I finished my Wyoming mule deer hunt not with a heroic roar but with a whimper. After five days of hard hunting I never got in range of an animal. My primary memory is walking the dry, wind-torn plains avoiding cactus and dehydration, missing my family, friends, and the ocean an incalculable amount. I drove Starflyte from Wyoming to Santa Cruz in 21 hours flat. I started at 4 a.m. and arrived at 1 a.m. the next morning, stopping only for coffee and gas. I took Highway 80 across the ghost-white plains of Salt Lake City, past the dystopian casinos of Nevada, and over the crisp Sierra Nevada Mountains. With my windows down late at night, I drove over the curvy road into the Santa Cruz Mountains and smelled my first redwood tree since I had departed four months prior. The familiar scent turned me into a 12-year-old girl at a Justin Bieber concert, and I let out a deafening high-pitched squeal. When I finally pulled my ’97 Ford RV into my driveway, my mind and vehicle were in a state of disarray. I was finally home, exhausted and ready for a hot shower.
During my time on the road, I subleased the room I had rented for the past 12 years. Now that I was back, I had to make a decision: should I move back in or save cash and continue living in Starflyte? The comfort of my home was so seductive. Basic amenities like a couch and working sewer line now seemed palatial.
But then there was my stuff. Confronting the mountain of possessions I had accumulated over the years triggered anxiety that began in my lungs and slowly worked its way into my trachea. I had enough clothes to keep a favela warm and more wetsuits than there are days in the month. It was a spiritual moment of reckoning when I realized that I owned six tennis rackets—and I don’t play tennis.
My mind mirrors my environment. When I look at the ocean, for instance, I entertain bigger ideas. Although walking through my old house was comforting, there was also a shade of numbness, stagnation, and adolescence.
While on the road I learned that it doesn’t matter how long you’re living out of a suitcase, you only need four T-shirts, two pairs of pants, and a nice button up in case you’re invited to a party or summoned to court.
So, I decided to move out of my house, live in Starflyte, and chase swells around the West Coast through the winter. Come springtime I’ll either be John Steinbeck or Ted Kaczynski. The first step on my path to minimalism was to lay my mountain of stuff in my backyard like a gigantic tapestry of shame. Most of it was superfluous adventure gear, ironically holding me back from adventure, so I donated 80 percent of it to my upper-middle class friends in need. Not only did banishing the mountain of stuff offer more relief than a two-pound turd, it ironically felt better to give it away than it did to get it in the first place.

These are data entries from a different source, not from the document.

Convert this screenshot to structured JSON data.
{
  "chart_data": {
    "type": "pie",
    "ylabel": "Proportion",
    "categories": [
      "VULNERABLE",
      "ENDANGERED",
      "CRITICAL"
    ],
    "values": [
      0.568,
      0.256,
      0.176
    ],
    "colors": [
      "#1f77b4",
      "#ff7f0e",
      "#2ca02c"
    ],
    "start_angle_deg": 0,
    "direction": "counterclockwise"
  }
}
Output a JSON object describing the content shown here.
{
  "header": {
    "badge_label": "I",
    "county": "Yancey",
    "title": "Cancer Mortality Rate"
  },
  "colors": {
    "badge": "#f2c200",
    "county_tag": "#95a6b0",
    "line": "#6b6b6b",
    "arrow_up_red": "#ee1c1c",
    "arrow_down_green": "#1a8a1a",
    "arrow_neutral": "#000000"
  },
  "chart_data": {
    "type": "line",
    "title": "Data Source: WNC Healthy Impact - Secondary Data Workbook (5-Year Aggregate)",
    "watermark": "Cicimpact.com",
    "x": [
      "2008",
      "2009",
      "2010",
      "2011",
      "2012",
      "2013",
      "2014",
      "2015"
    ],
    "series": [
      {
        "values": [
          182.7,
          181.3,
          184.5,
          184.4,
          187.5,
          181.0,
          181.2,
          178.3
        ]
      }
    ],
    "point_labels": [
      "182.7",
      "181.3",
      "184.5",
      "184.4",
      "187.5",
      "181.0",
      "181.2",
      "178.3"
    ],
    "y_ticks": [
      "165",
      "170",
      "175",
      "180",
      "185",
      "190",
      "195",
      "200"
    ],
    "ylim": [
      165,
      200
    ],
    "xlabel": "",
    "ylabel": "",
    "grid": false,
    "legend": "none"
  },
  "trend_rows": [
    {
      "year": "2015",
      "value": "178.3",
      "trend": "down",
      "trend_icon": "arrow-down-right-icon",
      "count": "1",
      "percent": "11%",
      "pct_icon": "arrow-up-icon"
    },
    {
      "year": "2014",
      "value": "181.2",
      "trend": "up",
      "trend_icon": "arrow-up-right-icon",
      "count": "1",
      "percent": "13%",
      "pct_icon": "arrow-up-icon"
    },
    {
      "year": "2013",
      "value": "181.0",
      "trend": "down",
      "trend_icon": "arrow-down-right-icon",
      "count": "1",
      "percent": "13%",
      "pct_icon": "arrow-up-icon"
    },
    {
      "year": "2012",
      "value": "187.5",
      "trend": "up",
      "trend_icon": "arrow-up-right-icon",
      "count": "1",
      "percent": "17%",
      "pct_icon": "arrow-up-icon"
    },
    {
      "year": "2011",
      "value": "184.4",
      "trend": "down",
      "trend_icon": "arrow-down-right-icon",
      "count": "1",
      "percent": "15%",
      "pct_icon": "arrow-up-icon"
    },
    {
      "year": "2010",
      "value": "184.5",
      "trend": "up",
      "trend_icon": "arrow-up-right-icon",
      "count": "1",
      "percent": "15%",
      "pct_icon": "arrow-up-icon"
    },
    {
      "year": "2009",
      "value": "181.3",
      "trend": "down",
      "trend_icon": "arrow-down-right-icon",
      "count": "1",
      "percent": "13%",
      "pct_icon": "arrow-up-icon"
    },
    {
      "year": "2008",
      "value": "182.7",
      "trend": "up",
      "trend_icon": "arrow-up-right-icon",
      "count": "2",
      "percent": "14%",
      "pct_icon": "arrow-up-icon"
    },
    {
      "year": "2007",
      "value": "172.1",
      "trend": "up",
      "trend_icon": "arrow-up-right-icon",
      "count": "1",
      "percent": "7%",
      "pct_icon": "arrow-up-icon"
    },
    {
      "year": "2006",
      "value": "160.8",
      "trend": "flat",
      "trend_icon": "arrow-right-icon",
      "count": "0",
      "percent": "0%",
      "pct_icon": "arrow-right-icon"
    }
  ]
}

Starflyte represents a middle finger to consumerism. When I invited one friend inside his eyes softened and he said, “Wow, this is all you need.” It was like in a flash he took the red pill and woke up from the Matrix. The next day he texted me a photo of his new RV.
I now write from Starflyte in silence, a flickering candle my only object of distraction. Since downsizing I watched the documentary The Social Dilemma and have taken the same aggressive cleaning approach to my phone, uninstalling social media except on weekends, using color filters to make my phone display black and white, and enabling parental controls so I can no longer look at porn.
I am miserable.
I want my stuff back. I want to be entertained with something other than a fucking book. Be warned: the second your mind has even a chirp of breathing room, it betrays your ego, offering self-reflections that undercut the narrative that other people are responsible for your problems. To avoid confronting these emerging truths, I’ve taken to purposely make Starflyte messy just to conjure a distraction. The space is so small, though, and I own so few items, that I clean her within minutes. The previous owner should have informed me that Starflyte came with an F-350 engine, spare set of keys, and spiritual reckoning. Not only that, the flip side of learning to value stuff less is that people who do value stuff see you as less. A look of pity crosses their face as they walk by and take in my faded decals, salty wetsuit draped over the hood of Starflyte, and Jimi Hendrix album blaring. To these judgemental queefs my go-to response is, “Want to come inside and smoke some meth?”
Who knows, maybe I’m on the verge of enlightenment. Wasn’t Buddha homeless for a stint? In fact, I remember seeing a life-sized Buddha for sale on Amazon—maybe I’ll buy it and keep it in the passenger’s seat, so I never forget the importance of living with less stuff.